While splitting the data frame df1, the column with market capitalization also split inadvertently.
The number was split in to two columns 3 & 4.
So the two columns were joined in col no 7.
Later dropped columns 3 and 4. And rearranged columns sequence in df3.
df3.head(3)
df3_md = df3.to_markdown()
print(df3_md)
Columns to be Renamed
df3.rename(columns = {0:'Rank2019',
1:'Rank2018',
2:' Company Name',
7:' Market Cap (Rs. Cr)',
5:' Revenue Change%',
6:' PAT Change%'},
inplace = True)
df3.head(3)
Now let us get the table header.
col_labels = soup.find_all('th')
all_header = []
col_str = str(col_labels)
cleantext2 = BeautifulSoup(col_str,'lxml').get_text()

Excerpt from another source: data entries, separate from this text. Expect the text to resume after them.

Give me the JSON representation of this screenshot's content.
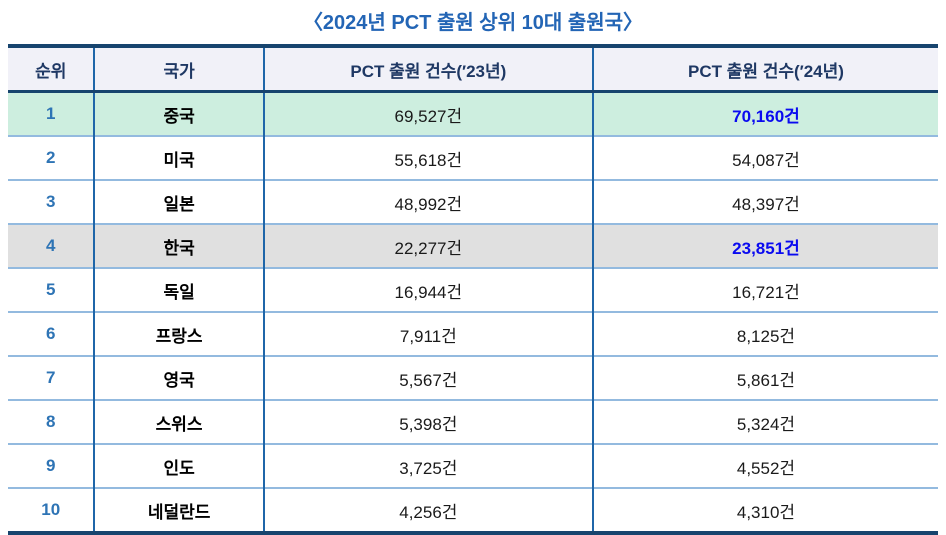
{
  "title": "〈2024년 PCT 출원 상위 10대 출원국〉",
  "table": {
    "headers": [
      "순위",
      "국가",
      "PCT 출원 건수(′23년)",
      "PCT 출원 건수(′24년)"
    ],
    "rows": [
      {
        "rank": "1",
        "country": "중국",
        "y23": "69,527건",
        "y24": "70,160건",
        "y24_highlight": true,
        "bg": "mint"
      },
      {
        "rank": "2",
        "country": "미국",
        "y23": "55,618건",
        "y24": "54,087건",
        "y24_highlight": false,
        "bg": "none"
      },
      {
        "rank": "3",
        "country": "일본",
        "y23": "48,992건",
        "y24": "48,397건",
        "y24_highlight": false,
        "bg": "none"
      },
      {
        "rank": "4",
        "country": "한국",
        "y23": "22,277건",
        "y24": "23,851건",
        "y24_highlight": true,
        "bg": "gray"
      },
      {
        "rank": "5",
        "country": "독일",
        "y23": "16,944건",
        "y24": "16,721건",
        "y24_highlight": false,
        "bg": "none"
      },
      {
        "rank": "6",
        "country": "프랑스",
        "y23": "7,911건",
        "y24": "8,125건",
        "y24_highlight": false,
        "bg": "none"
      },
      {
        "rank": "7",
        "country": "영국",
        "y23": "5,567건",
        "y24": "5,861건",
        "y24_highlight": false,
        "bg": "none"
      },
      {
        "rank": "8",
        "country": "스위스",
        "y23": "5,398건",
        "y24": "5,324건",
        "y24_highlight": false,
        "bg": "none"
      },
      {
        "rank": "9",
        "country": "인도",
        "y23": "3,725건",
        "y24": "4,552건",
        "y24_highlight": false,
        "bg": "none"
      },
      {
        "rank": "10",
        "country": "네덜란드",
        "y23": "4,256건",
        "y24": "4,310건",
        "y24_highlight": false,
        "bg": "none"
      }
    ]
  },
  "colors": {
    "title_blue": "#2365B5",
    "header_bg": "#F1F1F8",
    "header_text": "#1F3864",
    "border_dark": "#17446E",
    "border_vertical": "#1F66A9",
    "border_row": "#93BADF",
    "rank_blue": "#2E74B5",
    "mint_row_bg": "#CDEEDF",
    "gray_row_bg": "#E0E0E0",
    "highlight_value": "#0A0AF0",
    "value_text": "#1A1A1A"
  },
  "chart_data": {
    "type": "table",
    "title": "〈2024년 PCT 출원 상위 10대 출원국〉",
    "columns": [
      "순위",
      "국가",
      "PCT 출원 건수(′23년)",
      "PCT 출원 건수(′24년)"
    ],
    "rows": [
      [
        1,
        "중국",
        69527,
        70160
      ],
      [
        2,
        "미국",
        55618,
        54087
      ],
      [
        3,
        "일본",
        48992,
        48397
      ],
      [
        4,
        "한국",
        22277,
        23851
      ],
      [
        5,
        "독일",
        16944,
        16721
      ],
      [
        6,
        "프랑스",
        7911,
        8125
      ],
      [
        7,
        "영국",
        5567,
        5861
      ],
      [
        8,
        "스위스",
        5398,
        5324
      ],
      [
        9,
        "인도",
        3725,
        4552
      ],
      [
        10,
        "네덜란드",
        4256,
        4310
      ]
    ],
    "notes": "Rows for 중국(rank 1, mint highlight) and 한국(rank 4, gray highlight) have their ′24 values emphasized in bold blue.",
    "unit": "건"
  }
}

all_header.append(cleantext2)
dfh1 = pd.DataFrame(all_header)
dfh2 = dfh1[0].str.split(',',expand=True)
dfh2[0] = dfh2[0].str.strip('[')
dfh2[6] = dfh2[6].str.strip(']')
dfh_a = dfh2.drop([5,6],axis=1)
dfh_a.columns = dfh_a.iloc[0] # Add column names.
dfh_a.insert(1,'Rank2018','Rank2018',True) # Add a column.
dfh_a.rename(columns = {'Rank' : 'Rank2019'}, inplace = True)
frames = [dfh_a,df3]
df4 = pd.concat(frames)
df5 = df4.drop(0)
df5
df5_md = df5.to_markdown()
print(df5_md)
So we got the table we wanted
It may be done in more efficient ways, but this is my first such attempt on my own.